Der Essay „Die heimliche Revolution vom Rechtsstaat zum Richterstaat“ von Bernd Rüthers (Werbung) eignet sich nicht nur als Geschenk für Juristen. Er ist relativ preiswert, handlich im Format und vollgepackt mit wertvollen Inhalten. Und er ist Pflichtlektüre für Juristen und solche, die es werden wollen. Denn: Wie sollen wir Juristen verantwortungsvoll unser Handwerk betreiben, wenn wir nicht von Zeit zu Zeit einen Schritt zurücktreten und uns vergewissern, was wir eigentlich tun?
Auf den ersten Seiten des Essays findet sich ein Zitat von Odo Marquard (Werbung), das eine Initialzündung für Rüthers gewesen sein muss, sich mit Rechts- und Methodenwechseln bei Wechseln der politischen Systeme zu beschäftigen: „Hermeneutik ist die Kunst aus einem Text herauszukriegen, was nicht drinsteht : wozu –wenn man doch den Text hat – braucht man sie sonst?“
Rüthers stellt fest, dass die mit den politischen System- und Verfassungswechseln in der jüngeren deutschen Vergangenheit jeweils einhergehenden umfassenden Rechtserneuerungen sich nicht dadurch vollzogen, dass die Einzelvorschriften dem neuen System gemäß textlich geändert wurden. Vielmehr blieben über lange Zeit wichtige Kodifikationen textlich unverändert, wurden aber im Geiste des neuen Systems angewendet bzw. umgewertet. Die daraus resultierende Frage geht jeden Juristen an: Wie kann es sein, dass Juristen in der Weimarer Republik, im NS-Staat, in der „alten“ Bundesrepublik und in der DDR die gleiche Rechtsvorschriften angewendet haben, dabei aber zu völlig unterschiedlichen, nämlich dem jeweiligen System entsprechenden, teilweise völlig konträren Auslegungsergebnissen kamen?

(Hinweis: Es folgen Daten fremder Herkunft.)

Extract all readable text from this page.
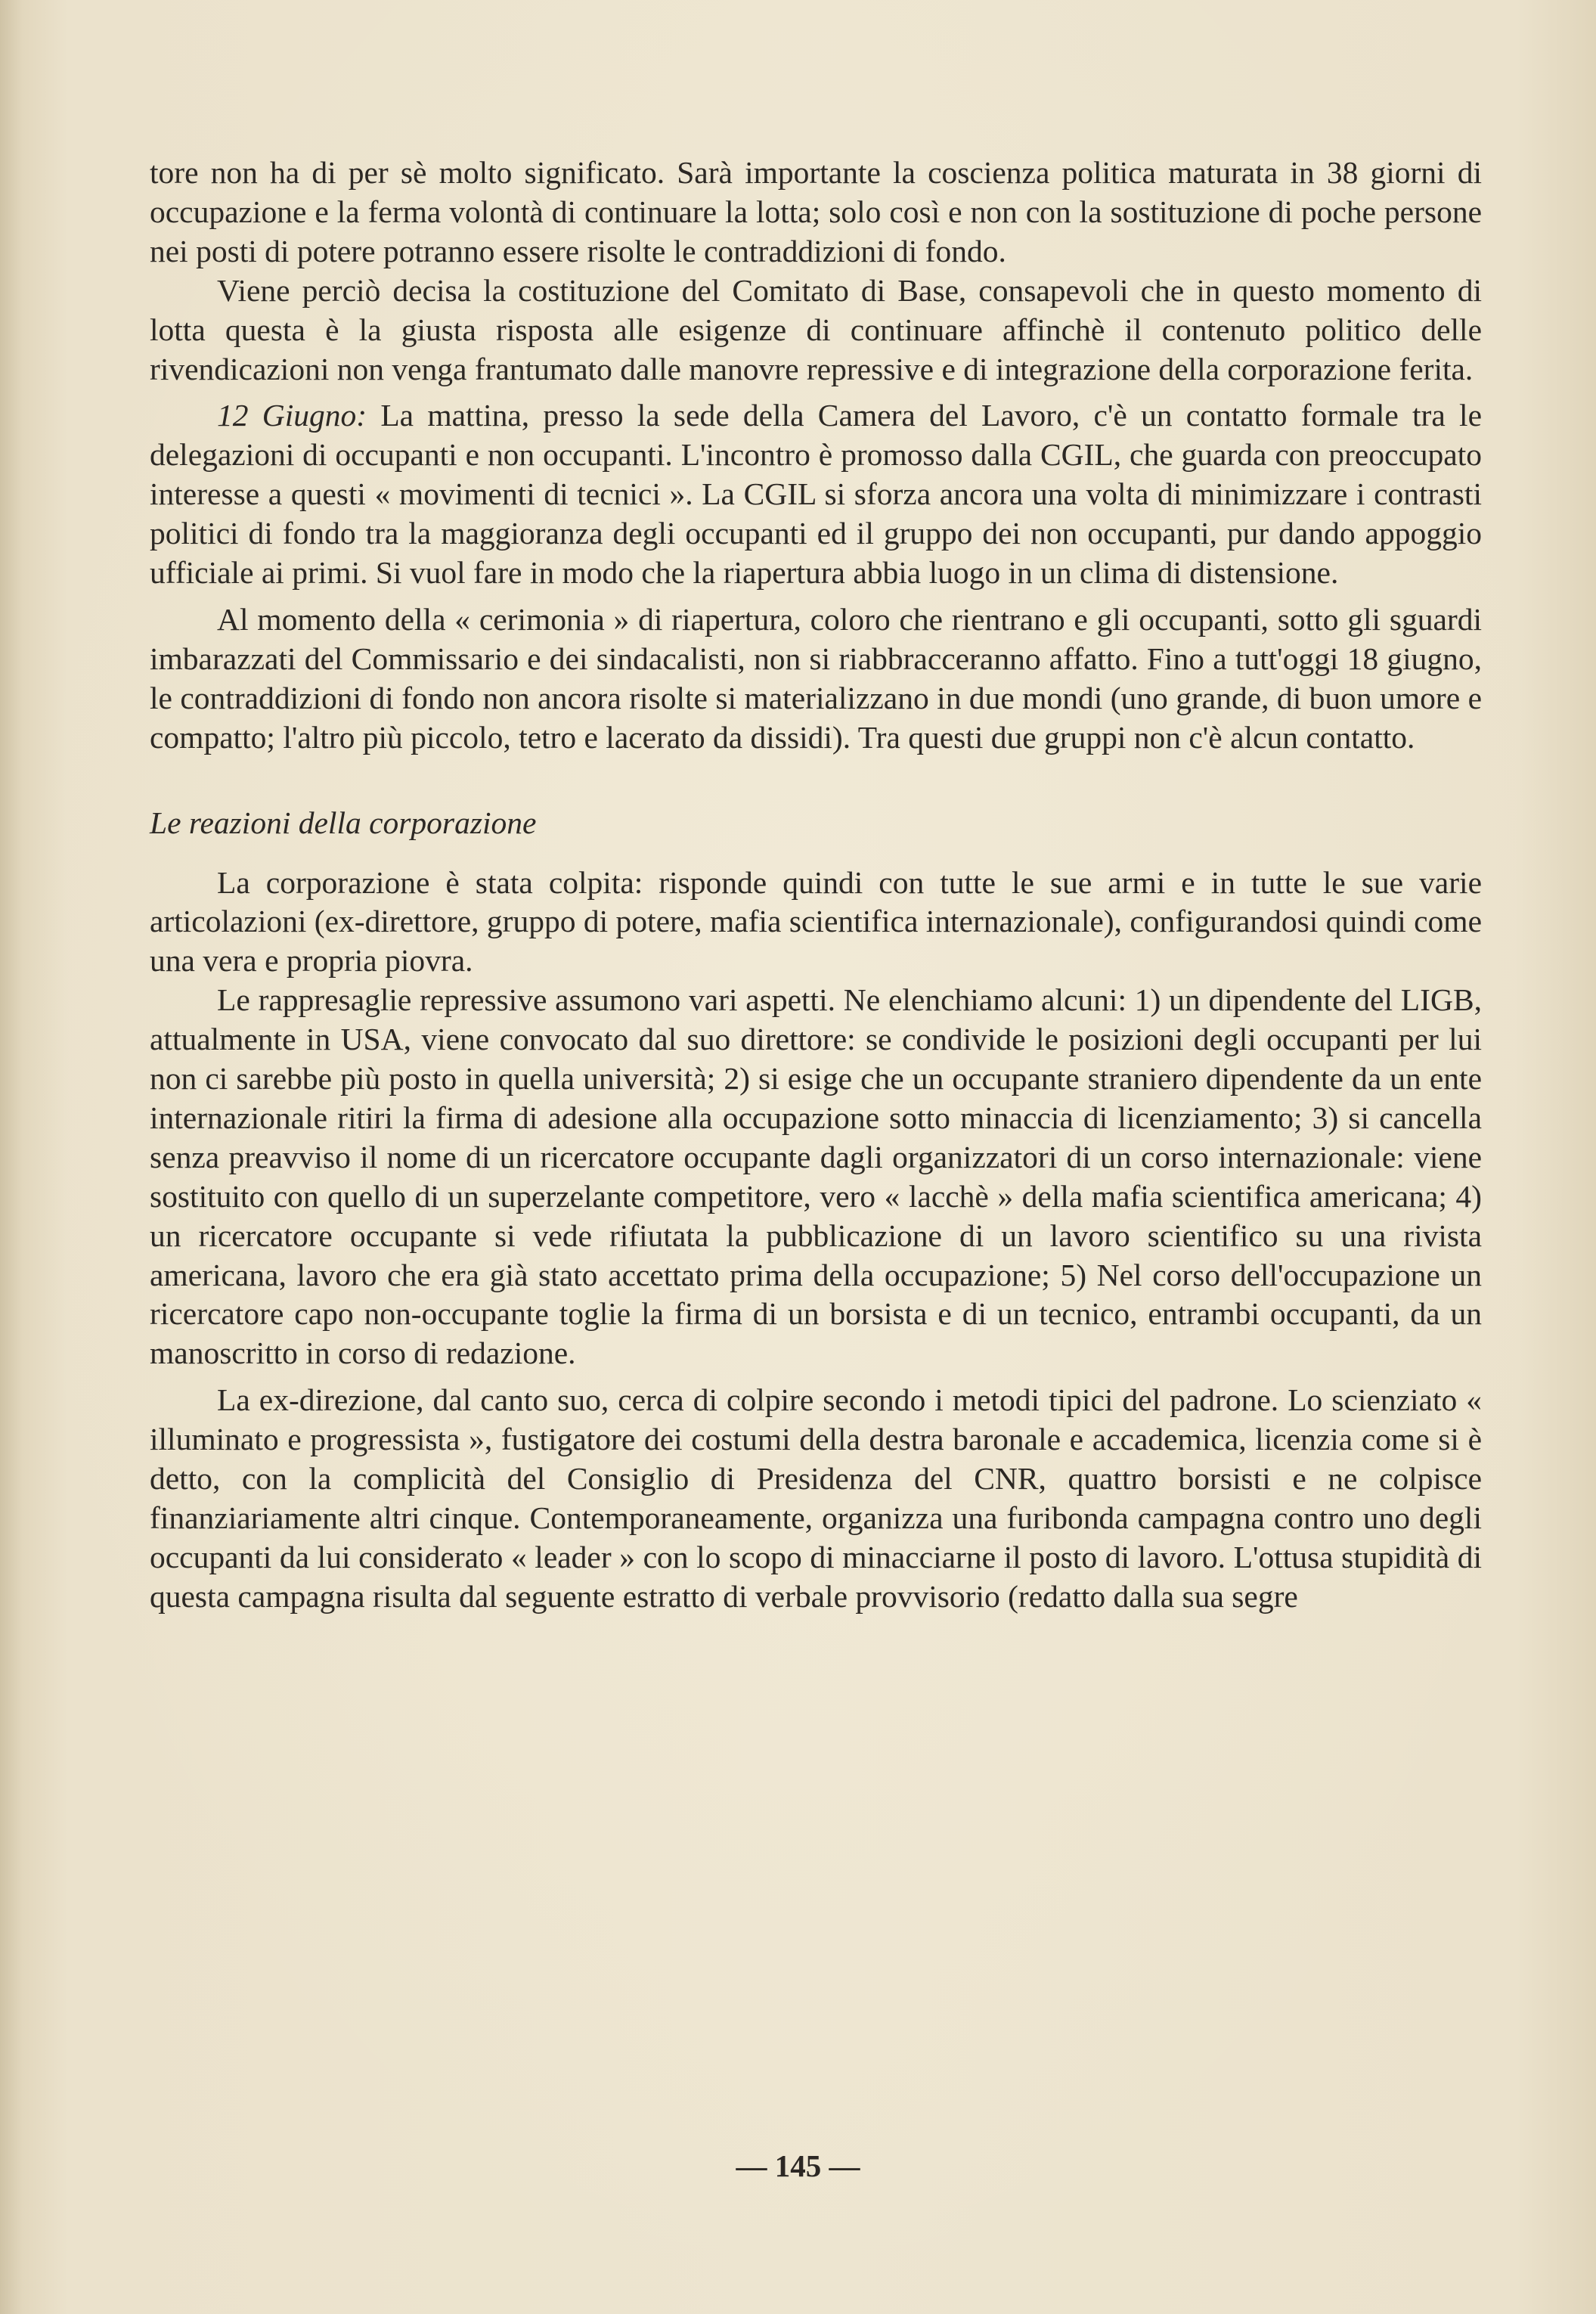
tore non ha di per sè molto significato. Sarà importante la coscienza politica maturata in 38 giorni di occupazione e la ferma volontà di continuare la lotta; solo così e non con la sostituzione di poche persone nei posti di potere potranno essere risolte le contraddizioni di fondo.

Viene perciò decisa la costituzione del Comitato di Base, consapevoli che in questo momento di lotta questa è la giusta risposta alle esigenze di continuare affinchè il contenuto politico delle rivendicazioni non venga frantumato dalle manovre repressive e di integrazione della corporazione ferita.

12 Giugno: La mattina, presso la sede della Camera del Lavoro, c'è un contatto formale tra le delegazioni di occupanti e non occupanti. L'incontro è promosso dalla CGIL, che guarda con preoccupato interesse a questi « movimenti di tecnici ». La CGIL si sforza ancora una volta di minimizzare i contrasti politici di fondo tra la maggioranza degli occupanti ed il gruppo dei non occupanti, pur dando appoggio ufficiale ai primi. Si vuol fare in modo che la riapertura abbia luogo in un clima di distensione.

Al momento della « cerimonia » di riapertura, coloro che rientrano e gli occupanti, sotto gli sguardi imbarazzati del Commissario e dei sindacalisti, non si riabbracceranno affatto. Fino a tutt'oggi 18 giugno, le contraddizioni di fondo non ancora risolte si materializzano in due mondi (uno grande, di buon umore e compatto; l'altro più piccolo, tetro e lacerato da dissidi). Tra questi due gruppi non c'è alcun contatto.

Le reazioni della corporazione

La corporazione è stata colpita: risponde quindi con tutte le sue armi e in tutte le sue varie articolazioni (ex-direttore, gruppo di potere, mafia scientifica internazionale), configurandosi quindi come una vera e propria piovra.

Le rappresaglie repressive assumono vari aspetti. Ne elenchiamo alcuni: 1) un dipendente del LIGB, attualmente in USA, viene convocato dal suo direttore: se condivide le posizioni degli occupanti per lui non ci sarebbe più posto in quella università; 2) si esige che un occupante straniero dipendente da un ente internazionale ritiri la firma di adesione alla occupazione sotto minaccia di licenziamento; 3) si cancella senza preavviso il nome di un ricercatore occupante dagli organizzatori di un corso internazionale: viene sostituito con quello di un superzelante competitore, vero « lacchè » della mafia scientifica americana; 4) un ricercatore occupante si vede rifiutata la pubblicazione di un lavoro scientifico su una rivista americana, lavoro che era già stato accettato prima della occupazione; 5) Nel corso dell'occupazione un ricercatore capo non-occupante toglie la firma di un borsista e di un tecnico, entrambi occupanti, da un manoscritto in corso di redazione.

La ex-direzione, dal canto suo, cerca di colpire secondo i metodi tipici del padrone. Lo scienziato « illuminato e progressista », fustigatore dei costumi della destra baronale e accademica, licenzia come si è detto, con la complicità del Consiglio di Presidenza del CNR, quattro borsisti e ne colpisce finanziariamente altri cinque. Contemporaneamente, organizza una furibonda campagna contro uno degli occupanti da lui considerato « leader » con lo scopo di minacciarne il posto di lavoro. L'ottusa stupidità di questa campagna risulta dal seguente estratto di verbale provvisorio (redatto dalla sua segre

— 145 —
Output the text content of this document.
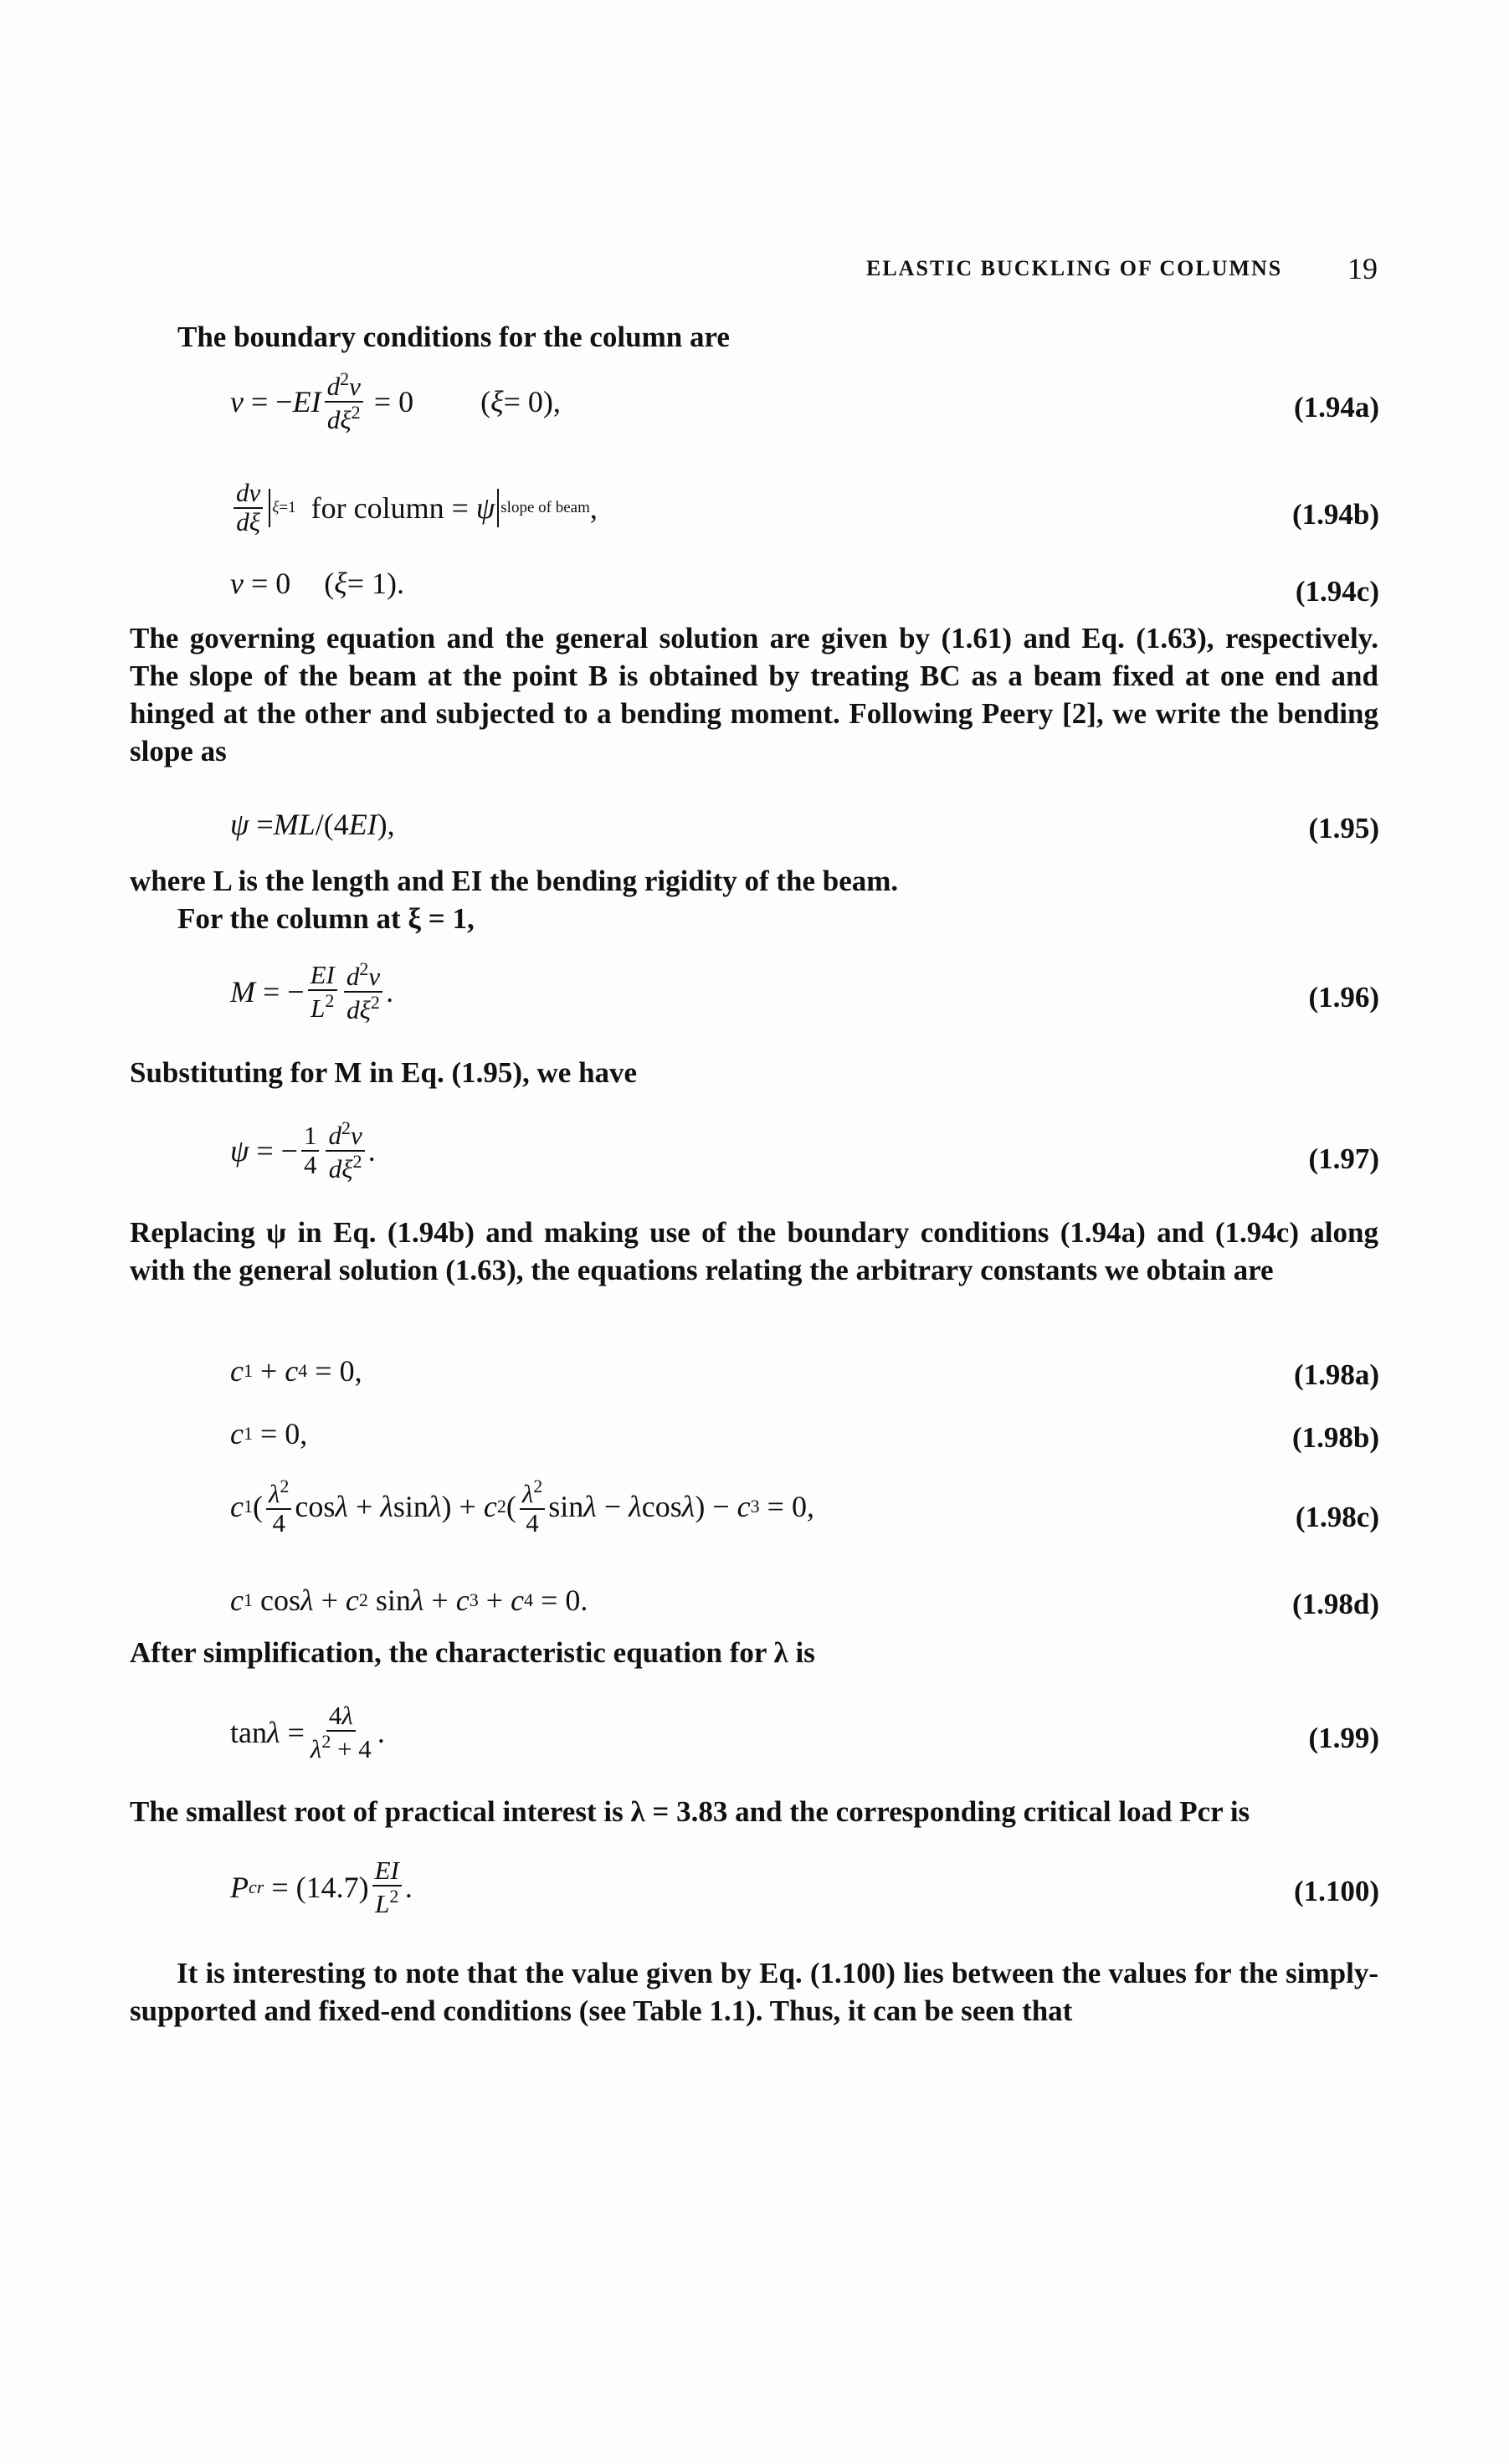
ELASTIC BUCKLING OF COLUMNS 19
The boundary conditions for the column are
v = − EI $\frac{d^2v}{d\xi^2} = 0$ ( ξ = 0),	(1.94a)
$\frac{dv}{d\xi} \xi=1$
for column = ψ slope of beam ,	(1.94b)
v = 0 ( ξ = 1).	(1.94c)
The governing equation and the general solution are given by (1.61) and Eq. (1.63), respectively. The slope of the beam at the point B is obtained by treating BC as a beam fixed at one end and hinged at the other and subjected to a bending moment. Following Peery [2], we write the bending slope as
ψ = ML /(4 EI ),	(1.95)
where L is the length and EI the bending rigidity of the beam.
For the column at ξ = 1,
M = − $\frac{EI}{L^2} \frac{d^2v}{d\xi^2}$ .	(1.96)
Substituting for M in Eq. (1.95), we have
ψ = − $\frac{1}{4} \frac{d^2v}{d\xi^2}$ .	(1.97)
Replacing ψ in Eq. (1.94b) and making use of the boundary conditions (1.94a) and (1.94c) along with the general solution (1.63), the equations relating the arbitrary constants we obtain are
c 1 + c 4 = 0,	(1.98a)
c 1 = 0,	(1.98b)
c 1 ( $\frac{\lambda^2}{4}$ cos λ + λ sin λ ) + c 2 ( $\frac{\lambda^2}{4}$ sin λ − λ cos λ ) − c 3 = 0,	(1.98c)
c 1 cos λ + c 2 sin λ + c 3 + c 4 = 0.	(1.98d)
After simplification, the characteristic equation for λ is
$\tan \lambda = \frac{4\lambda}{\lambda^2 + 4}$ .	(1.99)
The smallest root of practical interest is λ = 3.83 and the corresponding critical load Pcr is
P cr = $(14.7) \frac{EI}{L^2}$ .	(1.100)
It is interesting to note that the value given by Eq. (1.100) lies between the values for the simply-supported and fixed-end conditions (see Table 1.1). Thus, it can be seen that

In diesem Zusammenhang räumt Rüthers mit einem Mythos auf, dem wahrscheinlich die meisten Juristen aufgesessen sind, die nach 1945 ihre akademische Ausbildung erhalten haben: Mit dem Mythos, dass es der Gesetzespositivismus war, der die Greueljustiz der NS-Zeit ermöglichte. In Wahrheit waren es Richter, Professoren, Staatsanwälte und Beamte, die im vorauseilenden Gehorsam gegenüber dem neuen Regime die gesamte Rechtsordnung im nationalsozialistischen Sinne umdeuteten, indem sie mittels neuer Rechtsideen, außergesetzlicher Rechtsquellen und Auslegungsakrobatik die positivistische Bindung der Staatsgewalt an die geltenden Gesetze aufhoben. Mit diesem Mythos ging eine Renaissance des Naturrechts einher. Man wollte Unrechtssystemen übergesetzliche Grenzen setzen. Einer künftigen Perversion der Rechtsordnung wie unter dem Nationalsozialismus sollte ein Riegel vorgeschoben werden.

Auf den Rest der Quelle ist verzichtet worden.